J, the guy mentioned here: https://blessedwithastarontheforehead.com/2015/08/26/a-baby-made-me-cry/ called me 3 weeks ago.
We say hello to each other normally once or twice a year. It is always nice catching up. He always asks me about my writing and I ask about his. He was writing some screenplays. It is always a friendly conversation and never more than that. That is until a couple of weeks ago when he got in touch via Whatsup.
After catching up for a little bit he started reminiscing about the time when we first met and our train rides years ago. I didn’t back away from it or stopped him from going down memory lane. I enjoyed that innocent time in the train and was glad that he thought of them the same way I did.
I also remember that he got emotional when I chose to give the friendship back then a break. I didn’t think it was wise to continue socializing in the train since we were developing feelings for each other and he was married. Looking back I probably wanted him to say he would get divorced. He didn’t. I started taking a different train and eventually I met EX (the one that broke my heart).
It is so interesting for me to look back at that post and read about being upset that he was having a baby. This blog really helps me to see how far I have come. And in some instances, how I barely moved.
This time he mentioned he was in another state interviewing for a job. After many years in a steady job, he quit and took a somewhat high profile job, which he almost immediately quit. I was shocked at his quitting but understood his reasons. I won’t mention much more about that as I want to make sure this cannot be traced back to him.
This time he was overly sentimental saying he missed me and missed what we had in the past, which to be honest, what we had was a big “What If”. What we had was the idea that if we were free we could be together and have this great love story. We were never free at the same time to see if anything would ever come of it.
The reason why I bring all this up is that he said something that truly surprised me. He said: “I will always love you”. I was speechless. I was shocked. I know he always liked me and I always liked him, but love is a whole different ball game. We never used the word love before.
I struggled for a reply. He insisted: I really mean it.
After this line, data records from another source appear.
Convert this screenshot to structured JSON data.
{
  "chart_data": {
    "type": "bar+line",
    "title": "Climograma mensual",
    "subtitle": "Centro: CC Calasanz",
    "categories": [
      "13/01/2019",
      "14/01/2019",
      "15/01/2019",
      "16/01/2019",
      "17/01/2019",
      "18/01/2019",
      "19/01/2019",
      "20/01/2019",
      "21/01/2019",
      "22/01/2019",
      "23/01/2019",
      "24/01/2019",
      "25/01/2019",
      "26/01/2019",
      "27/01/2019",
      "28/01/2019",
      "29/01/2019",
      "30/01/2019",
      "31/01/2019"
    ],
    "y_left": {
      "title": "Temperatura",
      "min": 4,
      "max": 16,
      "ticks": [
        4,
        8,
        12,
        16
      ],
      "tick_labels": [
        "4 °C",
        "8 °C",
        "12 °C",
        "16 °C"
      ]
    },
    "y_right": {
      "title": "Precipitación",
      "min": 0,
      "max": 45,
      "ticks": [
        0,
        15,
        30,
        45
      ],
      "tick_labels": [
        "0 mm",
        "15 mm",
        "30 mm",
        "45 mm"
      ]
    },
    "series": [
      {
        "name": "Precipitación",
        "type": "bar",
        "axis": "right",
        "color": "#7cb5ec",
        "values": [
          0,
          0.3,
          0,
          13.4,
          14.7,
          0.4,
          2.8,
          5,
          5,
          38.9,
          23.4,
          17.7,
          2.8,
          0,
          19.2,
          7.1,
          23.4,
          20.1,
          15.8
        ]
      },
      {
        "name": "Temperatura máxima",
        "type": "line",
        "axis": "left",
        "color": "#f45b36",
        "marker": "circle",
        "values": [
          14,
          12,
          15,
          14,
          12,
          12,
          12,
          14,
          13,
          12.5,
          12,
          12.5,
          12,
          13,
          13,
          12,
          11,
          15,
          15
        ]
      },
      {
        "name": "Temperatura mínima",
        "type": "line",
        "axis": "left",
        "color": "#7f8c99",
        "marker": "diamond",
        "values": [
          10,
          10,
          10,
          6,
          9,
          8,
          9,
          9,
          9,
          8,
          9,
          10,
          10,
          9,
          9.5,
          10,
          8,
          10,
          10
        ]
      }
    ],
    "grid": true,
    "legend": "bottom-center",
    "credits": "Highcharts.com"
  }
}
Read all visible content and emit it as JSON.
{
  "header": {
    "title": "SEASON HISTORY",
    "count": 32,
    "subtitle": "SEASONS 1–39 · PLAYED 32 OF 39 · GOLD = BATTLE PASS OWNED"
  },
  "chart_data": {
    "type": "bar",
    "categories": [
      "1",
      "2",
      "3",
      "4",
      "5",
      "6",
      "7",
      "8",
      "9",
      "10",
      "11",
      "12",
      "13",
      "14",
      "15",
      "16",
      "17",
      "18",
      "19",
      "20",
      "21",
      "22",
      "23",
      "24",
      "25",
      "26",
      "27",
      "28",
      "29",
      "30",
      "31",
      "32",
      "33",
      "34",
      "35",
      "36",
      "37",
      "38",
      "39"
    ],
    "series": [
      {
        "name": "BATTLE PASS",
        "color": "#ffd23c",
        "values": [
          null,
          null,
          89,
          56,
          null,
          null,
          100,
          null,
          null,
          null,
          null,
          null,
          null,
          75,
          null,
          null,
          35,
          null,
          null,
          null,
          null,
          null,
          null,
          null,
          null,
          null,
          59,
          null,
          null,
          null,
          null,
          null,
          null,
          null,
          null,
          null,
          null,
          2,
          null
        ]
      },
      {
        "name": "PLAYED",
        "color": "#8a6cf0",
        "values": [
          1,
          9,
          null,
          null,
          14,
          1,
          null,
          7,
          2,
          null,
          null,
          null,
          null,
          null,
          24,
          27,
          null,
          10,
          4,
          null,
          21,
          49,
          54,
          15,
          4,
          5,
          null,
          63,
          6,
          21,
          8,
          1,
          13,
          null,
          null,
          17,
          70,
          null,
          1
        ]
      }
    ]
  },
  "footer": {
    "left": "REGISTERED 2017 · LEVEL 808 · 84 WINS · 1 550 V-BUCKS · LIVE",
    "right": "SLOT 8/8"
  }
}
What does one say to that? I can’t say the same back to him. I don’t love him or ever loved him. I think I just changed the subject. Before hanging up he said that we would meet up for a drink to celebrate my birthday. Then he said: no, we are not going to wait that long, let’s meet before then.
Did I think we would meet up? I knew he would ask me and I wanted to be strong and say no. The question to me was if I would be able to say no.
The joke was on me. I didn’t hear from him again. My birthday came and went and he forgot to even mention it. Of course I know this is for the best. I know it, and he probably knows it too. He is married. I am bored. Not a great combination. When we spoke he was emotionally drained from job hunting. I know I was a relief, I was a distraction.
I don’t want to be someone’s distraction. I don’t want a married man. I don’t want drama. We often mistake drama for excitement.
I wanted to write about it here just to illustrate how a smart person like me that knows better, can get tempted by hearing just a few charming words. I am not blaming him. I am not blaming anyone. I am just reaffirming what I know: I have to guard myself and my feelings.
And once again I remind myself: Believe in actions, no words!